With all this in hand, VB began to emerge from its paralysis with the creation of the Videobrasil Online platform, in September 2020, at the height of the pandemic. “In this absence of physical space, it became very clear to me that the place of video is in fact on the small screen. And it makes sense, more than ever, to refocus on video, which is the origin of the association.” The virtual page, which presents both exhibitions with works from the collection and unpublished productions, is now in its ninth exhibition, by the Argentine artist Gabriela Golder. The show, the second of a partnership with KADIST (an institution based in San Francisco and Paris) that opened with the exhibition by American Lynn Hershmann Leeson, will continue with a group show featuring only women from the collections of both institutions.
The exhibitions of Abdoulaye Konate (Mali), Ayrson Heraclito (Brazil), Ayoung Kim (South Korea), Giselle Beiguelman and Ilê Sartuzi (Brazil), Calderon y Piñeros (Colombia) and a press conference on the prison system in Brazil, curated by Juliana Borges. “So Videobrasil Online emerged, in large part, as a project that works in this virtual world and that minimally fulfills this role of digitizing and activating the collection. It's an exhibition platform that forces us to digitize the media, subtitle, create new entries and put everything on the air, with a global audience reach, which is fascinating”, says Farkas.
VB’s “turn around” also takes place with the holding in Vitória, at the invitation of the Espírito Santo State Government, of a large exhibition that will occupy two spaces in the city: at the Espírito Santo Art Museum there will be a large selection of the collection of the association; at Galeria Homero Massena, a curatorship on the more than 300 videos of performances saved by VB that will be mounted in a large audiovisual installation. In addition, on display at the Museum of the Portuguese Language, in São Paulo, is the exhibition I dreamed in Portuguese!, which houses a room with VB videos related to migration and diaspora themes of peoples around the world. “It is an example of how, based on a given curatorial proposal, you can go to the collection and find things on any topic. You can tell many stories, assemble different clippings, including those that dialogue with local contexts. That is our great treasure.”

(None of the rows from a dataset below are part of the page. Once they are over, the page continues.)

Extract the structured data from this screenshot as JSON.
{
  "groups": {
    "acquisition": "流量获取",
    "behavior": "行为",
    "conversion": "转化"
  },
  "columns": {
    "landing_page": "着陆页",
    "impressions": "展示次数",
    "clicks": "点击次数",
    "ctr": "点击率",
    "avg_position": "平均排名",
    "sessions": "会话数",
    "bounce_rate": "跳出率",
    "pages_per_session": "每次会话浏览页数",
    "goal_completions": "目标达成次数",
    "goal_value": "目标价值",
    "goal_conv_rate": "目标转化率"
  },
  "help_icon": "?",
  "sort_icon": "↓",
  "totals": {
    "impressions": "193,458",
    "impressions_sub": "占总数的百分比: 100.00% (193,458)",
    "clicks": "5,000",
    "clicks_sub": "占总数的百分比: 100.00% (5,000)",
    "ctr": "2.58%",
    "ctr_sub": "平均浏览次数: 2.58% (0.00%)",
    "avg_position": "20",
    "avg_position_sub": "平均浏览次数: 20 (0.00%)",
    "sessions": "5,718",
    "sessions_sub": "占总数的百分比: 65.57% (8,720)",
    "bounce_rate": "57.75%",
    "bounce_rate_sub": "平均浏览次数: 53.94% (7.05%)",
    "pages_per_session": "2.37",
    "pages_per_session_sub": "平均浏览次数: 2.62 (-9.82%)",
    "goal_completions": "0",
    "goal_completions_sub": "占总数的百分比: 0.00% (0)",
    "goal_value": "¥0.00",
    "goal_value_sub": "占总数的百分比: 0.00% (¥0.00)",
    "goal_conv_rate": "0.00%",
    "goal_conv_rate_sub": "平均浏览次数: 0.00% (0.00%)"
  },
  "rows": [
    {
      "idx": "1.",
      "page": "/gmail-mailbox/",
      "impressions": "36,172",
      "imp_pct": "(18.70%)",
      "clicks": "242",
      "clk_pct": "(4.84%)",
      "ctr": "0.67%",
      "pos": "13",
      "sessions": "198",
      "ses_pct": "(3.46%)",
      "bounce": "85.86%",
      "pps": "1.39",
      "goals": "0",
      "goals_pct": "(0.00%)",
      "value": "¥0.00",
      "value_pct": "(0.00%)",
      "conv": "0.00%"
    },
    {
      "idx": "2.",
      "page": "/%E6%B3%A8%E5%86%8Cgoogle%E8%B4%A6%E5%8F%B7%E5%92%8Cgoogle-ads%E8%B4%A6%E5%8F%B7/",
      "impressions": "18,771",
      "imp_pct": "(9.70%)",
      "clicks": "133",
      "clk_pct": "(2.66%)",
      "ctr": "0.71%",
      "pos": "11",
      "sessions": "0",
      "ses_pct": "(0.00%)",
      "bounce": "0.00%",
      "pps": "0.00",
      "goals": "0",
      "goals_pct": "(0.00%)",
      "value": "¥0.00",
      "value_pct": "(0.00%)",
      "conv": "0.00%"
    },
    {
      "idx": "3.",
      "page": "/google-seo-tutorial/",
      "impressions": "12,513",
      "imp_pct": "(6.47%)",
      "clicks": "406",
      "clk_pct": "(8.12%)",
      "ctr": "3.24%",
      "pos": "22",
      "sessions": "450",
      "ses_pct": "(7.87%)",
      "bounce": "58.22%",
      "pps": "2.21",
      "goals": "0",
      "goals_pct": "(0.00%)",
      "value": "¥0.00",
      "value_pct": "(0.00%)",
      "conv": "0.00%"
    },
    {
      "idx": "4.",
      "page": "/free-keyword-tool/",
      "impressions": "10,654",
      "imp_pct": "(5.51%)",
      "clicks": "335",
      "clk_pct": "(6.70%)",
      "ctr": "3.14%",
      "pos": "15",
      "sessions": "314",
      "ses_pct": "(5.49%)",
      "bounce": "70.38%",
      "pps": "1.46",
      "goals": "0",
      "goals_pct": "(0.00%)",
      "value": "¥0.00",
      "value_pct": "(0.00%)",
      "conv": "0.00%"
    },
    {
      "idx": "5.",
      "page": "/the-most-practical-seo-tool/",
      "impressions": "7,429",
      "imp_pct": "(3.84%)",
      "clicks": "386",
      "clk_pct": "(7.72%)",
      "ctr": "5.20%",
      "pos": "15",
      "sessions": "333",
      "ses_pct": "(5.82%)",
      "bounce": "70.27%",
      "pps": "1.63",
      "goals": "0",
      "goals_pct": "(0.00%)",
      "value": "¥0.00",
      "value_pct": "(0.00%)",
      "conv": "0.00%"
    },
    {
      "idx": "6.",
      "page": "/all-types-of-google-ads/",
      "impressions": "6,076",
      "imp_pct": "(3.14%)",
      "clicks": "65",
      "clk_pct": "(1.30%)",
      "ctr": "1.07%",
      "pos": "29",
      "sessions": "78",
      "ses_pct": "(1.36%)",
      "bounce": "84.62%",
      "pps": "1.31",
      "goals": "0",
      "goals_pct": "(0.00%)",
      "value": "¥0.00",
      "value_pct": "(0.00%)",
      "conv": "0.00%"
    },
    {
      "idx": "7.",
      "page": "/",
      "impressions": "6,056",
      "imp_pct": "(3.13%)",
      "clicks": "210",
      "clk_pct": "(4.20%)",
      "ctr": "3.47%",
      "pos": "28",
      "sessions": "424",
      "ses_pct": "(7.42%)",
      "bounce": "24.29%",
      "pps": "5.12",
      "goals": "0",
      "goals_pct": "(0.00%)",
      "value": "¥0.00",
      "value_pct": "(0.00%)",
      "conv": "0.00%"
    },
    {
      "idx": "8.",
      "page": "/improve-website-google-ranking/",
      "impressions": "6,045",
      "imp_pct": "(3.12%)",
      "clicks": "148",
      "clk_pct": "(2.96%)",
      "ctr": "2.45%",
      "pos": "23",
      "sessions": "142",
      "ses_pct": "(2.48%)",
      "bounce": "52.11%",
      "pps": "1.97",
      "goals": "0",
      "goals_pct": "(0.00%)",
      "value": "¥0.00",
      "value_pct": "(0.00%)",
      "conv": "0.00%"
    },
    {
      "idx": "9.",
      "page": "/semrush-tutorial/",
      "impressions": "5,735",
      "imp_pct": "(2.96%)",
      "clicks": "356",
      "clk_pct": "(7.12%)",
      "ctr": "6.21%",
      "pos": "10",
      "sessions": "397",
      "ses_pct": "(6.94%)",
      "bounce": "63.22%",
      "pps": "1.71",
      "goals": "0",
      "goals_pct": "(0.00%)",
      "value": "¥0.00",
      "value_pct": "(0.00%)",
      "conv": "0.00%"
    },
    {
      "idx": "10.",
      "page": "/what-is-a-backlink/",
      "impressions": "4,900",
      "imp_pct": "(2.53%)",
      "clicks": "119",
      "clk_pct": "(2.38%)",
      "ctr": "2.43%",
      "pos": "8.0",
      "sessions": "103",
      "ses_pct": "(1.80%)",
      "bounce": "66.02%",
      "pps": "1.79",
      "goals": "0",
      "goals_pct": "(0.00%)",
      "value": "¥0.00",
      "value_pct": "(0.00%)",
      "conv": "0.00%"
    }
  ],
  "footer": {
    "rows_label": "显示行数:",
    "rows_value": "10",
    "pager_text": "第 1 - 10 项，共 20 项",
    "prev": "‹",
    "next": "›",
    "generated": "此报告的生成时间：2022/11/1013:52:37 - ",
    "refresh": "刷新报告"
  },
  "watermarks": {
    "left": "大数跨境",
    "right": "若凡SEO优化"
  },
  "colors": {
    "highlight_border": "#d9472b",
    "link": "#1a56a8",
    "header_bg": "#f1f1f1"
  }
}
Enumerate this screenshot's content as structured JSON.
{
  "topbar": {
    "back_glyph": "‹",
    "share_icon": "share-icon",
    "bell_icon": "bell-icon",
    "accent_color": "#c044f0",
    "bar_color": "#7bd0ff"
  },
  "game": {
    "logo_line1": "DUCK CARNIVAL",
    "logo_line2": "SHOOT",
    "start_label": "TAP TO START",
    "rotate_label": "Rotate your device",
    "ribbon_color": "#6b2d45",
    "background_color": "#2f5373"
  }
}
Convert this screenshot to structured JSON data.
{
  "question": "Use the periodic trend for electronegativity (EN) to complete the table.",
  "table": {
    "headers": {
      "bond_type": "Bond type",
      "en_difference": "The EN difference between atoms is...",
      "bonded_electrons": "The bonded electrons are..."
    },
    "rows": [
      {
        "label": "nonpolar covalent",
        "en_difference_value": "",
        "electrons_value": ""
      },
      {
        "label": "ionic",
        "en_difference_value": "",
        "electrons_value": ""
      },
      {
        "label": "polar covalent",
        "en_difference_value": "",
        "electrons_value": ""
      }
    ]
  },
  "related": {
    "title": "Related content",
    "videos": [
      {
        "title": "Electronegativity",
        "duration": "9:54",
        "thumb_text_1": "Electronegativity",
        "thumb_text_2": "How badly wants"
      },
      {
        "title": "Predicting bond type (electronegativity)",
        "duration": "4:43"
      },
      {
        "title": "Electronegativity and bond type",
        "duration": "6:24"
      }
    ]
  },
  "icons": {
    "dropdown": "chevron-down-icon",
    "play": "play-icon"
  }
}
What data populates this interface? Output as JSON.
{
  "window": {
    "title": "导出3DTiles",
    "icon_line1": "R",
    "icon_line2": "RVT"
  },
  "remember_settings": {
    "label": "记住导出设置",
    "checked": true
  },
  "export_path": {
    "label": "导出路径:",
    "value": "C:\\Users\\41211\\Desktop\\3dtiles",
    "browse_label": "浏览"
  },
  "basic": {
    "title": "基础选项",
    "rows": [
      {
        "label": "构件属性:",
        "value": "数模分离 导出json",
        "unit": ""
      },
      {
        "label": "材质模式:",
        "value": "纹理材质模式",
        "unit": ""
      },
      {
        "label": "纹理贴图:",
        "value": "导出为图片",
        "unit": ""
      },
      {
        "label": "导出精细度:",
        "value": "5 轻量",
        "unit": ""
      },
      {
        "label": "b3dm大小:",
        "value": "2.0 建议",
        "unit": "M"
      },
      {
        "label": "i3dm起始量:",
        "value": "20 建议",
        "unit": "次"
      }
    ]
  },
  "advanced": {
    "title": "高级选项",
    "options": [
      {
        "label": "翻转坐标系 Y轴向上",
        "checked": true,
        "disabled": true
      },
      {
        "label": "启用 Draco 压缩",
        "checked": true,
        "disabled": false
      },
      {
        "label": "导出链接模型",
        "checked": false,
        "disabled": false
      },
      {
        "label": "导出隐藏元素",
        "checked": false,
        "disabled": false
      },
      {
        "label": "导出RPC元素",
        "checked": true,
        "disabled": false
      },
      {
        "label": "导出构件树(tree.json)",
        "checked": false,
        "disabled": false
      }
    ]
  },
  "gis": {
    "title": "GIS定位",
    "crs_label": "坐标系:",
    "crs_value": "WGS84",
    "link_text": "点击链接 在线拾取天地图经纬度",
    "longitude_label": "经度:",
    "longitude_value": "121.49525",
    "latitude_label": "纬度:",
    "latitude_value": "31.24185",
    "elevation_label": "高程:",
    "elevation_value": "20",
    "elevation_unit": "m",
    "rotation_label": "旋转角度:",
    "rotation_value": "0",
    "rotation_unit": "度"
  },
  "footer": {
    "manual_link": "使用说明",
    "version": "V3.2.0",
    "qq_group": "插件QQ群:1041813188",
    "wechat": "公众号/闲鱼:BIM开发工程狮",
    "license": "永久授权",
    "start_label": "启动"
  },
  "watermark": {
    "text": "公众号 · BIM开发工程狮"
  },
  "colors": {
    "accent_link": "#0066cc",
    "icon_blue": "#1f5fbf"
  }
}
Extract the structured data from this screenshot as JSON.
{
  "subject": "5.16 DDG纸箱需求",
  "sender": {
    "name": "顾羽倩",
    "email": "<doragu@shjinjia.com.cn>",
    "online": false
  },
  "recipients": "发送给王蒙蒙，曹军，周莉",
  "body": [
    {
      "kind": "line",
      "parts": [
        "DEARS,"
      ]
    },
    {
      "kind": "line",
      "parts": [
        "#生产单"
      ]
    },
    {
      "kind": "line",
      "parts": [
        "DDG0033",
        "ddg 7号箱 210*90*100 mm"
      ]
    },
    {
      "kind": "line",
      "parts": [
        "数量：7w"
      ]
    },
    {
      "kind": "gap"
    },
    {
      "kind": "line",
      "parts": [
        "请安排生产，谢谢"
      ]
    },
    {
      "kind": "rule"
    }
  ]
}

Finally, the biggest celebration should be the 22nd Bienal Sesc_Videobrasil – which was on hold due to the pandemic – in 2023, exactly four decades after the incipient festival of 1983. Curated by the carioca Raphael Fonseca and the Senegalese Renée M'boya , the show at Sesc 24 de Maio was already in planning when it had to be cancelled, but now it resumes production at an accelerated pace. At the beginning of the year, an open call for artist projects will be held, in addition to the five names invited to the edition. “We will have to adapt the themes and the curatorial approach to another world, very different from that of two years ago”, concludes Farkas.